See Localization for more information.

Exit values

0
Successful completion
1
Failure due to any of the following errors:
  • Break statement found outside loop
  • Parser stack overflow
  • Syntax error
  • End of file in comment
  • End of file in string
  • Numerical constant is too long
  • String is too long
  • Empty evaluation stack
  • Cannot pass scalar to array
  • Cannot pass array to scalar
  • Incorrect array index
  • Built-in variable cannot be used as a parameter or auto variable
  • name is not a function
  • Incorrect value for built-in variable
  • Shell command failed to run
  • Division by 0
  • Incorrect value for exponentiation operator
  • Attempt to take square root of negative number
  • Out of memory
2
Unknown command-line option

Limits

The parser stack depth is limited to 150 levels. Attempting to process extremely complicated programs may result in an overflow of this stack, causing an error.

Portability

POSIX.2, X/Open Portability Guide, UNIX systems.
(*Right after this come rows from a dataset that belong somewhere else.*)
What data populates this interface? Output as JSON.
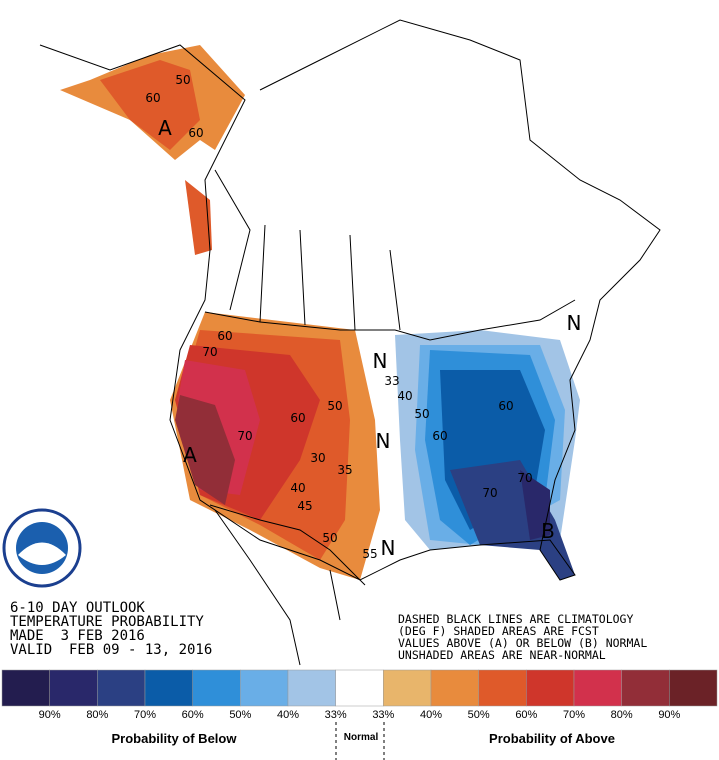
{
  "header": {
    "lines": [
      "6-10 DAY OUTLOOK",
      "TEMPERATURE PROBABILITY",
      "MADE  3 FEB 2016",
      "VALID  FEB 09 - 13, 2016"
    ]
  },
  "notes": [
    "DASHED BLACK LINES ARE CLIMATOLOGY",
    "(DEG F) SHADED AREAS ARE FCST",
    "VALUES ABOVE (A) OR BELOW (B) NORMAL",
    "UNSHADED AREAS ARE NEAR-NORMAL"
  ],
  "map_labels": [
    "A",
    "50",
    "60",
    "60",
    "60",
    "70",
    "70",
    "60",
    "50",
    "A",
    "40",
    "45",
    "50",
    "30",
    "35",
    "N",
    "33",
    "40",
    "50",
    "N",
    "60",
    "60",
    "70",
    "70",
    "B",
    "N",
    "55",
    "N"
  ],
  "legend": {
    "colors": [
      "#231d4f",
      "#29286a",
      "#2b4083",
      "#0b5ca8",
      "#2f8fd9",
      "#69aee7",
      "#a2c4e6",
      "#ffffff",
      "#e8b56b",
      "#e88b3d",
      "#df5a2a",
      "#cf362b",
      "#d2314c",
      "#922e38",
      "#6b2227"
    ],
    "labels": [
      "90%",
      "80%",
      "70%",
      "60%",
      "50%",
      "40%",
      "33%",
      "33%",
      "40%",
      "50%",
      "60%",
      "70%",
      "80%",
      "90%"
    ],
    "below": "Probability of Below",
    "normal": "Normal",
    "above": "Probability of Above"
  }
}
The following are extensions to the POSIX standard:
  • The –i option
  • The &&and || operators
  • The if … else … statement
  • Identifiers of more than one character or containing characters outside the POSIX character set
  • The print statement
  • The sh statement
  • The optional parentheses in the return statement

In a double-byte environment, remember that only numbers and operators from the POSIX character set can be used. Identifiers can use characters from the current locale; if you want scripts to be portable, use only characters from the POSIX character set.